The ability to be able to turn your mind off and have a break is a tough skill to crack. How long does it take you to completely unwind on holiday and come back feeling refreshed? Is there something you can be doing to help speed up that process, or make it happen in a much shorter time frame? In a previous blog post I started to talk about mindfulness and visualization – both great ways to achieve this.

This blog post is more about doing something entirely for you. It’s about self-awareness and taking the time to do what you love.

The gang! My brothers. Wet and sandy!

The gang! My brothers. Wet and sandy!

I first tried surfing at the age of 6. We were on a family holiday in Cornwall. Of course, being by the sea, on the North coast and being the type of child who absolutely loves anything to do with water, I wanted to go bodyboarding!
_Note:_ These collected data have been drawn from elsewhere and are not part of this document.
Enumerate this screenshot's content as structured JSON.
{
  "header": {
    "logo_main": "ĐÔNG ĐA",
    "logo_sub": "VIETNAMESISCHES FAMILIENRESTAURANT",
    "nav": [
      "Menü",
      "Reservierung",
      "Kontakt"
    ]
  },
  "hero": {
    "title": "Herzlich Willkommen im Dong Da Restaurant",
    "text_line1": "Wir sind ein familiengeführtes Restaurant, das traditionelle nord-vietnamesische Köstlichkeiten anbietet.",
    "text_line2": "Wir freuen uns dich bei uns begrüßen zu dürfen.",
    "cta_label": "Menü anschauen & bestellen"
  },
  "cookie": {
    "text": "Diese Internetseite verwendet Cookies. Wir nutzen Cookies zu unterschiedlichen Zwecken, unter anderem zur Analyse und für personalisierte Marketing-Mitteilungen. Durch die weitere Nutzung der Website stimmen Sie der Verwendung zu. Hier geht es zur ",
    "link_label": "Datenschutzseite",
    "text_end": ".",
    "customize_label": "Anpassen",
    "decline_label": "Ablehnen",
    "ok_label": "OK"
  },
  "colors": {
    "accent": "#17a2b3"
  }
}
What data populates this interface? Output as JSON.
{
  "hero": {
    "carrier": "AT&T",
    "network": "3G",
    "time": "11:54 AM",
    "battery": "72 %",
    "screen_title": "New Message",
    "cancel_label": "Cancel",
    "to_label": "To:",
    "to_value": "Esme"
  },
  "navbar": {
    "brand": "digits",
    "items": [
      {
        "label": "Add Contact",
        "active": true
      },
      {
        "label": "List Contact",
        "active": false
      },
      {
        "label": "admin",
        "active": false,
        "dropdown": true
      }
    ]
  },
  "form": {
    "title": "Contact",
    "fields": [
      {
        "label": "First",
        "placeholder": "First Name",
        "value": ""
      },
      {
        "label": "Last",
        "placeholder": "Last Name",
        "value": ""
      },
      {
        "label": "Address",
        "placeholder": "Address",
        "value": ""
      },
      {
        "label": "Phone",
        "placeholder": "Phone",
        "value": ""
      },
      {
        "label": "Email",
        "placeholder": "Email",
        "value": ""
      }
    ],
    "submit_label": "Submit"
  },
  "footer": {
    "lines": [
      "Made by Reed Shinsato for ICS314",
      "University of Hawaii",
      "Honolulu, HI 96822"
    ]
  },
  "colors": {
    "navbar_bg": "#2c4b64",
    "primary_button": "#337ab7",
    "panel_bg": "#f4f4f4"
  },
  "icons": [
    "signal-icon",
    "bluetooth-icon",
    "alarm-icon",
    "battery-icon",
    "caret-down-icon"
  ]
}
It wasn’t like sailing for me, I didn’t fall in love and want to do it every waking moment… with sailing it was the love combined with the thrill of competition and getting better at something always eating at me, pushing me to be better. Riding the waves was just about fun. Feeling a little out of my comfort zone, getting pushed around by the ocean, flying down a wave with my brothers next to me laughing.

I didn’t carry on surfing very much at all, just the odd bodyboarding session each summer. I tried ‘proper’ surfing – the stand up variety, when I was about 12, again in Cornwall. It was hard! We made the usual mistakes – board too short and not wide enough, so it would basically sink when you sat on it. It was about looking ‘cool’ carrying your board down the beach, more than actually being able to surf!

Han and Peggy - The Algarve Surf School and Camp! 

Han and Peggy - The Algarve Surf School and Camp! 

Han and Peggy! Potentially too cold to surf!

Han and Peggy! Potentially too cold to surf!

After we finished school, having not surfed for quite a number of years, one of my closest friends (Peggy) went out to Lagos, Portugal to work for Algarve Surf School and Camp. It was on my trips visiting her that I finally did enough surfing to be able to dare I say it - do it! I could stand up on the green waves! And RIDE ALONG AN OPEN FACE! I can’t even describe how good that feels. Yeah, so I was on a 8ft foam board, but it just didn’t matter! The feeling was incredible! It’s safe to say, I didn’t become a pro surfer…but I did fall in love with a new sport. And for once, it wasn’t anything to do with competition. It was everything else. The battle against the ocean, trying to paddle out when you constantly get knocked back towards the shore, the sound of the sea, the noise of the waves... sitting there waiting for a set of waves to come through with nothing else on your mind other than where you should position yourself.

Love love love the Ocean. 

Love love love the Ocean. 

I realized I had found something that completely and utterly, 100% took me away from the world. It was just me, the sea, and surfing. Before the London 2012 Olympics I was exhausted and fairly stressed. It had been the most manic 18 months of my life building up to London, and I hadn’t had time to stop and switch off properly. I knew that if I didn’t take just a couple of days out before the Olympics, I would burn out half way through the week. About a month before it began, I headed out to visit Peggy in Lagos and we spent 4 amazing days finding mellow fun waves to surf, which allowed me to totally tune out. I went home feeling more refreshed than I could remember and focussed on what was ahead of me. Usually it takes at least a week for me to properly unwind from things when I’m on holiday, so to do it in 4 days was not only great fun, but also very useful! Before Rio time was a little bit tougher to find, as we were back and forth out there a lot, so travelling to Portugal wasn’t ideal. However, I made the time to get down to Cornwall for a couple of days, get out on the water and give my mind the time it needed to forget about everything. Even when I was under the most immense pressure; nervous, excited and anxious, I could go out, sit around out back for a while, catch a few waves and come in having forgotten that the Olympic Games was starting in a few weeks time!

It's always worth the faff of putting a wetsuit on to get in the sea!

It's always worth the faff of putting a wetsuit on to get in the sea!

Surfing for me isn’t about being the best, it’s not about catching big waves and beating everyone around me. It’s a way to relax. It is addictive, but also something everyone should have. What is your ‘surfing’? What is your way of taking yourself away from everything, and doing something which is 100% for you…if you don’t already know, I challenge you to find it.